Nota: As participações de segmento de todos os segmentos individuais estão disponíveis mediante a compra do relatório
Por Tipo de Nível: A Dominância do Nível 3 Reflete o Equilíbrio Custo-Desempenho
O Nível 3 capturou 62,35% de participação do tamanho do Mercado de Data Centers da Ásia Pacífico em 2025, oferecendo o tempo de atividade de 99,982% que a maioria das empresas considera suficiente sem o custo premium do nível 4. Os mandatos de reguladores como a Autoridade Monetária de Singapura exigem mínimos de nível 3 para residência de dados financeiros, cimentando a demanda. O nível 1 e o nível 2 atraem cargas de trabalho de desenvolvimento e teste, enquanto o nível 4 permanece confinado a sistemas críticos de câmaras de compensação e nuvens governamentais selecionadas.
Os projetos padronizados de nível 3 encurtam os ciclos de licenciamento e permitem o uso de componentes pré-fabricados, reduzindo os cronogramas de construção em até 20%. O alinhamento com a ISO 27001 simplifica ainda mais a certificação. Consequentemente, o nível 3 provavelmente ampliará sua liderança à medida que a IA impulsionar densidades de rack mais altas, mas os operadores permanecerem sensíveis aos custos.

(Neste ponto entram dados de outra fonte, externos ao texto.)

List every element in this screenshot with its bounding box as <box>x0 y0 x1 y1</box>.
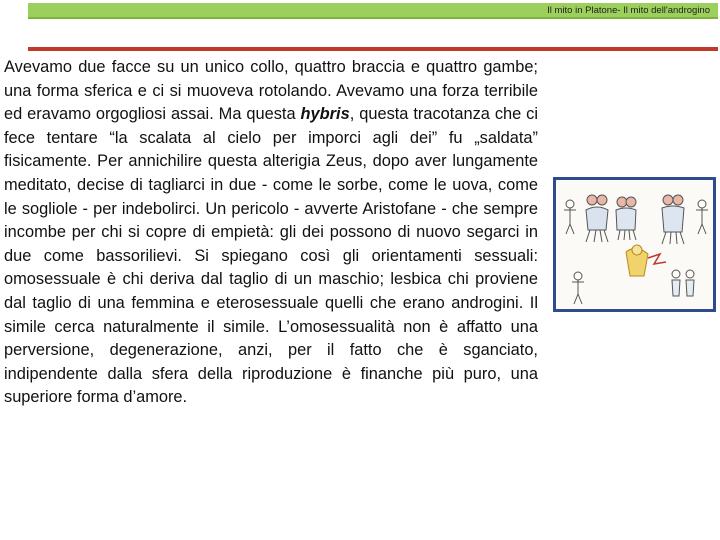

Por Tipo de Data Center: A Liderança do Colocation Enfrenta o Desafio Hiperescala
O colocation manteve 70,82% de participação no Mercado de Data Centers da Ásia Pacífico em 2025, impulsionado por empresas que evitam despesas de capital. As suítes de varejo para clientes com menos de 250 kW e os salões de atacado para locatários de múltiplos MW juntos sustentam essa dominância. No entanto, a autoconstrução hiperescala registra CAGR de 16,95% à medida que os principais players de nuvem buscam envelopes de energia personalizados e posturas de segurança. Os operadores respondem com valor agregado - zonas de nuvem soberana, Kubernetes gerenciado e painéis de sustentabilidade - para garantir renovações.
As instalações empresariais/de borda fornecem computação on-premises orientada à conformidade para clientes de BFSI e saúde. Enquanto isso, a capacidade de colocation não utilizada está sendo transformada em módulos prontos para IA para aumentar a ocupação e defender os rendimentos. O Mercado de Data Centers da Ásia Pacífico gira, portanto, em torno de um modelo de duas vias: campi hiperescala para cargas de trabalho mega previsíveis e colocation flexível para listas de locatários diversificados.

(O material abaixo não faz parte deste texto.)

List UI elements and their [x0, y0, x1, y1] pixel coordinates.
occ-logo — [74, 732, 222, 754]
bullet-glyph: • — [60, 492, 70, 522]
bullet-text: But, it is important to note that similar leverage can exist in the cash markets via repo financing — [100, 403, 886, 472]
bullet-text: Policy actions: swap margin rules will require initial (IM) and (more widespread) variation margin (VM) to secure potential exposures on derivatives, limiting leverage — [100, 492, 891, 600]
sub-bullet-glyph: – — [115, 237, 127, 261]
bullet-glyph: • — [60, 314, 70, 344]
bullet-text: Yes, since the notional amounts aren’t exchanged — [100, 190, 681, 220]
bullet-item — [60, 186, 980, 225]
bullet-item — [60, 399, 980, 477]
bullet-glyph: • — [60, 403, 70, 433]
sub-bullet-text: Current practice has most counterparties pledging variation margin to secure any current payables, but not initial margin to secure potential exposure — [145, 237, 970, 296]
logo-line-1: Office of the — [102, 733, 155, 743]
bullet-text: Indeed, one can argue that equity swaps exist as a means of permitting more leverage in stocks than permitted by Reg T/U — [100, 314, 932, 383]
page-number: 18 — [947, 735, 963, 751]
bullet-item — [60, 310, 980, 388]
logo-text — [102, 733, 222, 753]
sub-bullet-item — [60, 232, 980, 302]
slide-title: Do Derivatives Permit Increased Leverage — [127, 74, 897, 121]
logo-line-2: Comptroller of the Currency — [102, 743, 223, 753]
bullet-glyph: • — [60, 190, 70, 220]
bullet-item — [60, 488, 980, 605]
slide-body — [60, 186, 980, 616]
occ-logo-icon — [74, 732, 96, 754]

Nota: As participações de segmento de todos os segmentos individuais estão disponíveis mediante a compra do relatório
Por Usuário Final: A Liderança de TI e Telecomunicações é Desafiada pelo Crescimento do BFSI
TI e Telecomunicações forneceram 45,10% da demanda em 2025, aproveitando as instalações para CDN, streaming OTT e hospedagem de núcleo 5G. O BFSI, no entanto, encabeça a tabela de crescimento com CAGR de 12,30%, impulsionado por pagamentos em tempo real e APIs de open banking que exigem latência ultrabaixa e residência de dados domésticos. A manufatura, alimentada por análises da Indústria 4.0, e as plataformas de comércio eletrônico também escalam o consumo, mas a taxas de dígito único médio.

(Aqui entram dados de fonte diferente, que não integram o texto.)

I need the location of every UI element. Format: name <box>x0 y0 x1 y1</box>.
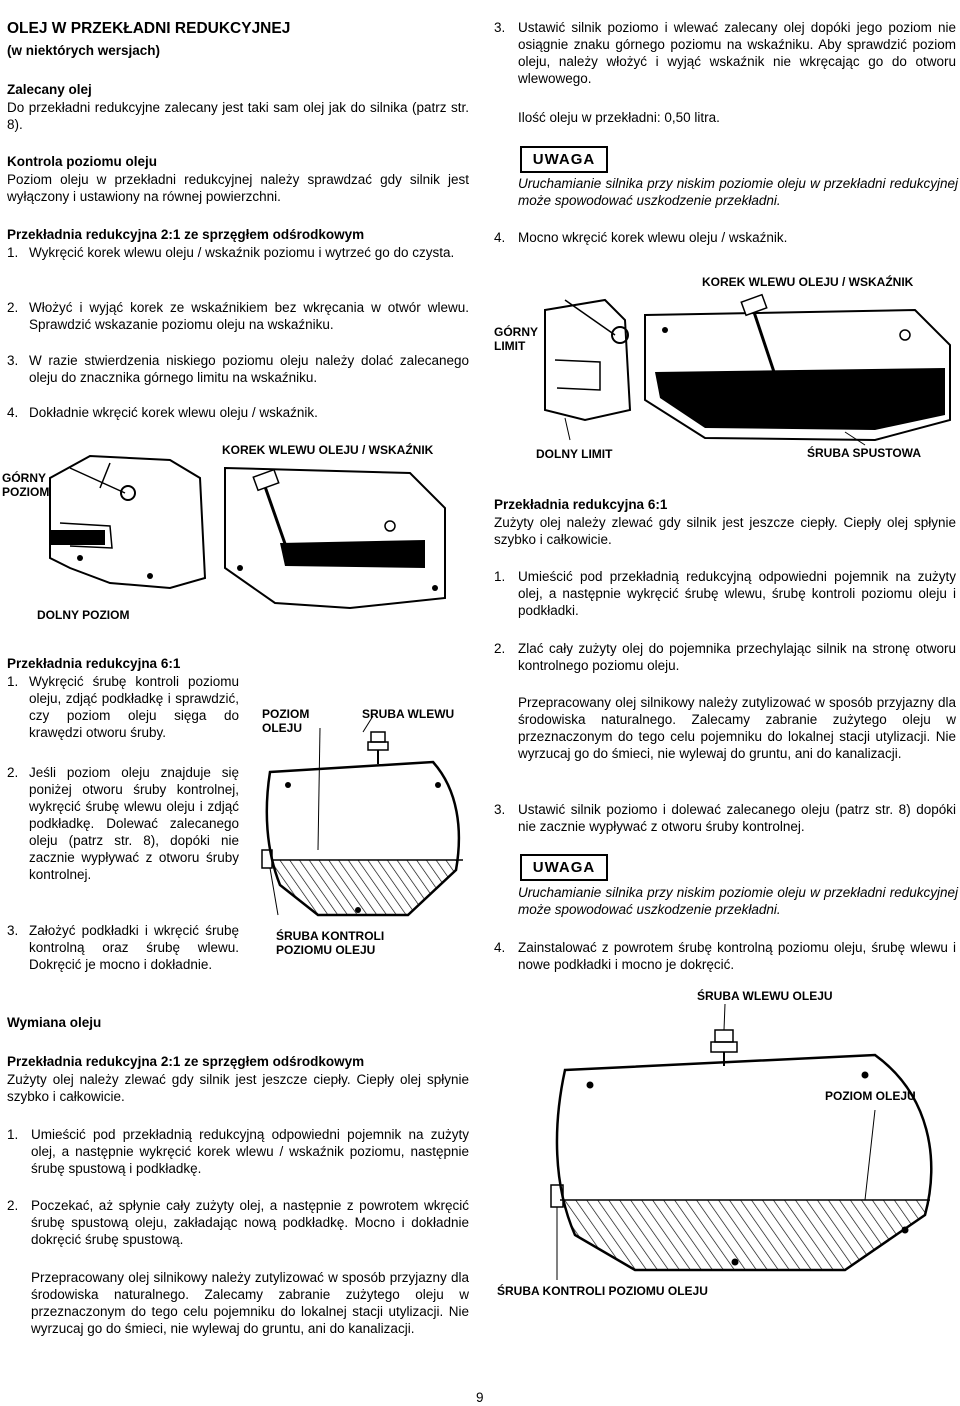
page-subtitle: (w niektórych wersjach) <box>7 43 161 58</box>
recommended-oil-text: Do przekładni redukcyjne zalecany jest taki sam olej jak do silnika (patrz str. 8). <box>7 100 469 132</box>
ratio6-change-step-4: 4. Zainstalować z powrotem śrubę kontrolną poziomu oleju, śrubę wlewu i nowe podkładki i mocno je dokręcić. <box>494 940 956 972</box>
oil-change-environment-note: Przepracowany olej silnikowy należy zutylizować w sposób przyjazny dla środowiska naturalnego. Zalecamy zabranie zużytego oleju w przeznaczonym do tego celu pojemniku do lokalnej stacji utylizacji. Nie wyrzucaj go do śmieci, nie wylewaj do gruntu, ani do kanalizacji. <box>31 1270 469 1336</box>
caution-text-1: Uruchamianie silnika przy niskim poziomie oleju w przekładni redukcyjnej może spowodować uszkodzenie przekładni. <box>518 176 958 208</box>
fig2-oil-level-label: POZIOM OLEJU <box>262 707 310 735</box>
fig2-fill-bolt-label: SRUBA WLEWU <box>362 707 455 721</box>
oil-change-intro: Zużyty olej należy zlewać gdy silnik jest jeszcze ciepły. Ciepły olej spłynie szybko i całkowicie. <box>7 1072 469 1104</box>
recommended-oil-heading: Zalecany olej <box>7 82 92 97</box>
caution-badge-1: UWAGA <box>520 146 608 173</box>
fig3-cap-label: KOREK WLEWU OLEJU / WSKAŹNIK <box>702 275 914 289</box>
ratio6-change-step-3: 3. Ustawić silnik poziomo i dolewać zalecanego oleju (patrz str. 8) dopóki nie zacznie wypływać z otworu śruby kontrolnej. <box>494 802 956 834</box>
fig4-fill-bolt-label: ŚRUBA WLEWU OLEJU <box>697 989 833 1003</box>
fig2-check-bolt-label: ŚRUBA KONTROLI POZIOMU OLEJU <box>276 929 385 957</box>
fig4-check-bolt-label: ŚRUBA KONTROLI POZIOMU OLEJU <box>497 1284 708 1298</box>
figure-dipstick-right <box>545 290 960 450</box>
ratio6-change-intro: Zużyty olej należy zlewać gdy silnik jest jeszcze ciepły. Ciepły olej spłynie szybko i całkowicie. <box>494 515 956 547</box>
figure-6to1-cover-change <box>545 1000 945 1290</box>
right-step-3: 3. Ustawić silnik poziomo i wlewać zalecany olej dopóki jego poziom nie osiągnie znaku górnego poziomu na wskaźniku. Aby sprawdzić poziom oleju, należy włożyć i wyjąć wskaźnik nie wkręcając go do otworu wlewowego. <box>494 20 956 86</box>
ratio6-change-step-2: 2. Zlać cały zużyty olej do pojemnika przechylając silnik na stronę otworu kontrolnego poziomu oleju. <box>494 641 956 673</box>
fig4-oil-level-label: POZIOM OLEJU <box>825 1089 916 1103</box>
oil-check-text: Poziom oleju w przekładni redukcyjnej należy sprawdzać gdy silnik jest wyłączony i ustawiony na równej powierzchni. <box>7 172 469 204</box>
oil-capacity: Ilość oleju w przekładni: 0,50 litra. <box>518 110 720 125</box>
fig3-drain-bolt-label: ŚRUBA SPUSTOWA <box>807 446 922 460</box>
clutch-step-2: 2. Włożyć i wyjąć korek ze wskaźnikiem bez wkręcania w otwór wlewu. Sprawdzić wskazanie poziomu oleju na wskaźniku. <box>7 300 469 332</box>
oil-change-subheading: Przekładnia redukcyjna 2:1 ze sprzęgłem odśrodkowym <box>7 1054 365 1069</box>
ratio6-check-step-2: 2. Jeśli poziom oleju znajduje się poniżej otworu śruby kontrolnej, wykręcić śrubę wlewu oleju i zdjąć podkładkę. Dolewać zalecanego oleju (patrz str. 8), dopóki nie zacznie wypływać z otworu śruby kontrolnej. <box>7 765 239 882</box>
oil-change-heading: Wymiana oleju <box>7 1015 102 1030</box>
caution-text-2: Uruchamianie silnika przy niskim poziomie oleju w przekładni redukcyjnej może spowodować uszkodzenie przekładni. <box>518 885 958 917</box>
fig3-upper-limit-label: GÓRNY LIMIT <box>494 325 539 353</box>
caution-badge-2: UWAGA <box>520 854 608 881</box>
ratio6-check-step-3: 3. Założyć podkładki i wkręcić śrubę kontrolną oraz śrubę wlewu. Dokręcić je mocno i dokładnie. <box>7 923 239 972</box>
ratio6-check-heading: Przekładnia redukcyjna 6:1 <box>7 656 181 671</box>
fig1-upper-level-label: GÓRNY POZIOM <box>2 471 50 499</box>
page-number: 9 <box>476 1390 484 1405</box>
ratio6-environment-note: Przepracowany olej silnikowy należy zutylizować w sposób przyjazny dla środowiska naturalnego. Zalecamy zabranie zużytego oleju w przeznaczonym do tego celu pojemniku do lokalnej stacji utylizacji. Nie wyrzucaj go do śmieci, nie wylewaj do gruntu, ani do kanalizacji. <box>518 695 956 761</box>
figure-dipstick-left <box>50 448 470 618</box>
clutch-step-1: 1. Wykręcić korek wlewu oleju / wskaźnik poziomu i wytrzeć go do czysta. <box>7 245 455 260</box>
page-title: OLEJ W PRZEKŁADNI REDUKCYJNEJ <box>7 20 291 37</box>
fig1-cap-label: KOREK WLEWU OLEJU / WSKAŹNIK <box>222 443 434 457</box>
ratio6-change-heading: Przekładnia redukcyjna 6:1 <box>494 497 668 512</box>
clutch-heading: Przekładnia redukcyjna 2:1 ze sprzęgłem odśrodkowym <box>7 227 365 242</box>
clutch-step-4: 4. Dokładnie wkręcić korek wlewu oleju / wskaźnik. <box>7 405 318 420</box>
ratio6-check-step-1: 1. Wykręcić śrubę kontroli poziomu oleju, zdjąć podkładkę i sprawdzić, czy poziom oleju sięga do krawędzi otworu śruby. <box>7 674 239 740</box>
fig1-lower-level-label: DOLNY POZIOM <box>37 608 130 622</box>
oil-change-step-1: 1. Umieścić pod przekładnią redukcyjną odpowiedni pojemnik na zużyty olej, a następnie wykręcić korek wlewu / wskaźnik poziomu, następnie śrubę spustową i podkładkę. <box>7 1127 469 1176</box>
oil-change-step-2: 2. Poczekać, aż spłynie cały zużyty olej, a następnie z powrotem wkręcić śrubę spustową oleju, zakładając nową podkładkę. Mocno i dokładnie dokręcić śrubę spustową. <box>7 1198 469 1247</box>
oil-check-heading: Kontrola poziomu oleju <box>7 154 157 169</box>
clutch-step-3: 3. W razie stwierdzenia niskiego poziomu oleju należy dolać zalecanego oleju do znacznika górnego limitu na wskaźniku. <box>7 353 469 385</box>
right-step-4: 4. Mocno wkręcić korek wlewu oleju / wskaźnik. <box>494 230 788 245</box>
fig3-lower-limit-label: DOLNY LIMIT <box>536 447 613 461</box>
ratio6-change-step-1: 1. Umieścić pod przekładnią redukcyjną odpowiedni pojemnik na zużyty olej, a następnie wykręcić śrubę wlewu, śrubę kontroli poziomu oleju i podkładki. <box>494 569 956 618</box>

Pioneiros em bancos digitais como o DBS expandiram a capacidade multirregional para satisfazer tanto as metas de experiência do cliente quanto as auditorias dos reguladores. As operadoras de telecomunicações também atuam como proprietárias de data centers, vendendo de forma cruzada serviços de nuvem e rede privada. Esse embaralhamento das linhas verticais está reformulando os ciclos de vendas e exigindo equipes de suporte multidisciplinares dentro das instalações.
Análise Geográfica
A China detém 34,10% de participação, ancorada por despesas de capital de USD 41 bilhões em 2024 da Alibaba Cloud, Tencent e ByteDance. As regulamentações nacionais que limitam o PUE em 1,4 para novas construções forçam a modernização, estimulando a adoção de resfriamento líquido e arquiteturas de corrente contínua. A escassez de água no norte da China está direcionando os projetos para províncias costeiras ou ricas em energia hidráulica, impulsionando o crescimento em cidades secundárias.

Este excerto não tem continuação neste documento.